Tumblr and Flickr are also talking about ActivityPub support, but it’s not clear if or when that will actually happen. It would make more sense to me for those services since they’re fairly small and it’s a way to substantially increase the possible audience. It’s not clear what Meta’s motivations are here, though a motivation some have proposed is that they’re trying to get in front of potential regulation. The EU Digital Markets Act, for example requires some services to interoperate with competitors, and having one of its new products join an established standard protocol is a way to say “you don’t need to regulate us, we already do the thing”.
I don’t think their blocking of comments mentioning Pixelfed is intentional. Pixelfed is not popular enough for Meta to care about as a competitor, and blocking mentions of competitors has never been among their tactics.
Youtube was blocking comments mentioning Fediverse and ActivityPub 2 years ago way before all the exposure the Fediverse got last year. Facebook was blocking links to mastodon instances also before all that. There is absolutely no way a very specific word such as Pixelfed would be blocked “accidentally”, how do you propose such accidental block would even be possible? Oops, intern smashed his butt against a keyboard and set a filter that happened to catch Pixelfed by accident? Come on.

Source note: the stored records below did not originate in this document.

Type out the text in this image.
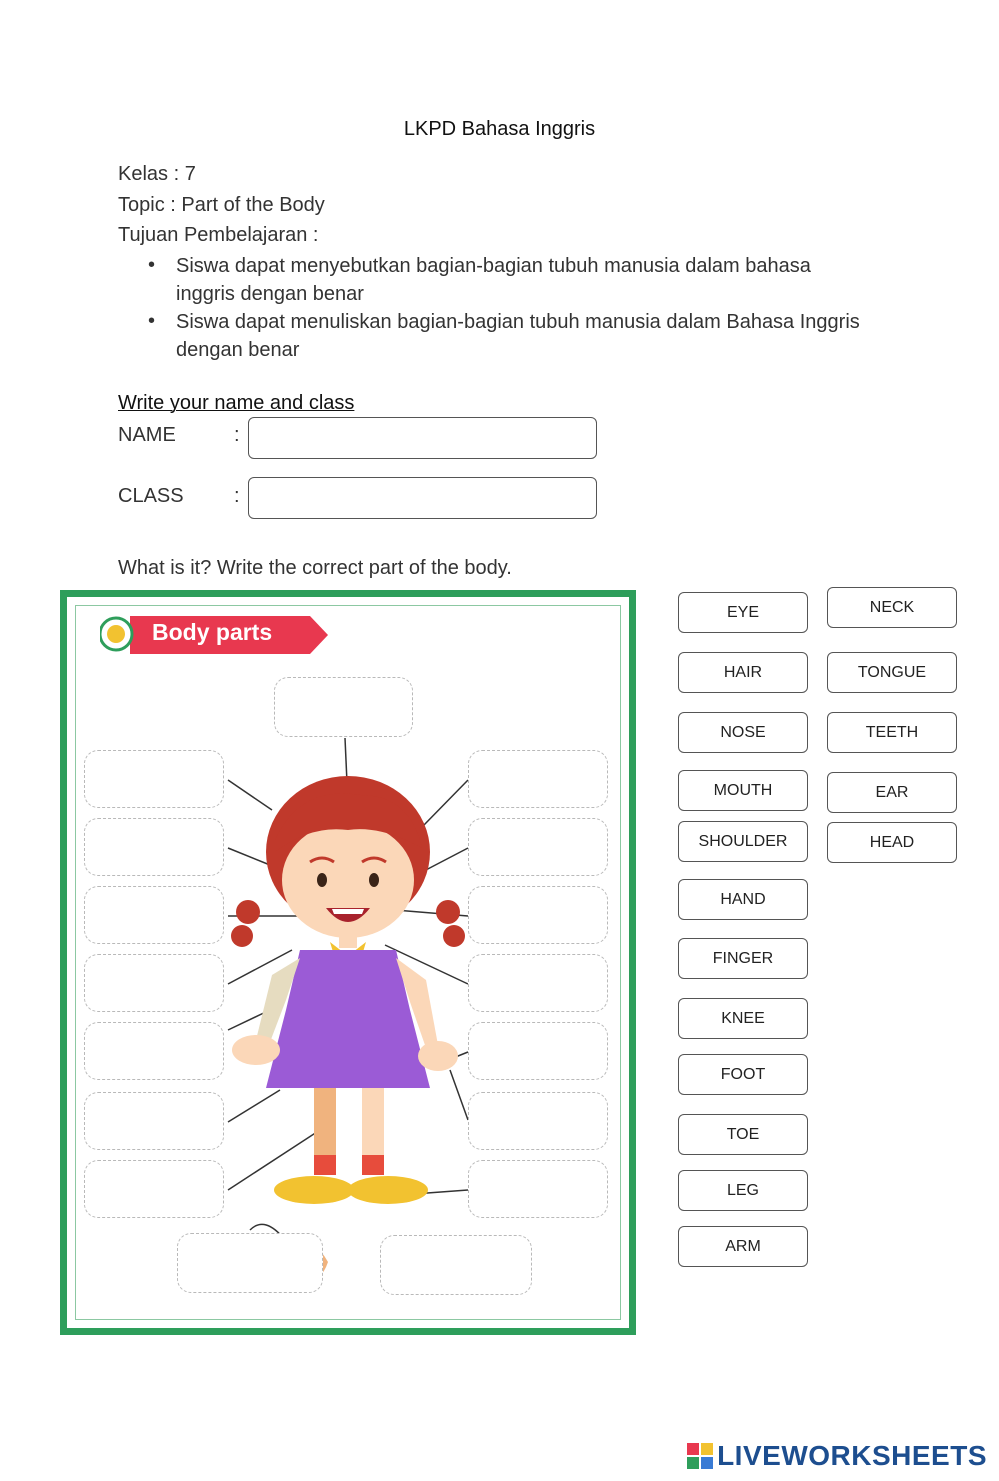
LKPD Bahasa Inggris
Kelas : 7
Topic : Part of the Body
Tujuan Pembelajaran :
• Siswa dapat menyebutkan bagian-bagian tubuh manusia dalam bahasa inggris dengan benar
• Siswa dapat menuliskan bagian-bagian tubuh manusia dalam Bahasa Inggris dengan benar
Write your name and class
NAME	:
CLASS	:
What is it? Write the correct part of the body.
Body parts
EYE
HAIR
NOSE
MOUTH
SHOULDER
HAND
FINGER
KNEE
FOOT
TOE
LEG
ARM
NECK
TONGUE
TEETH
EAR
HEAD
LIVEWORKSHEETS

Appreciate this response, it seems to make a lot of sense to me.
I think people on sites like Lemmy and similar can kind of uhh… overestimate how much anyone outside of a very niche crowd care about the whole “federalization” movement, and yeah it seems unlikely to me that Threads is going out of its way to shadowban a (comparatively) niche competitor like Pixelfed
I’m about 99% sure Threads uses automated spam/abuse filtering based on uncommon words present in posts that have recently been flagged as abusive. Somebody, perhaps several somebodies probably posted “follow my porn account on Pixelfed” or similar that Threads doesn’t like. I’d use something like that if I was making a huge social media thing because you can’t not at that scale.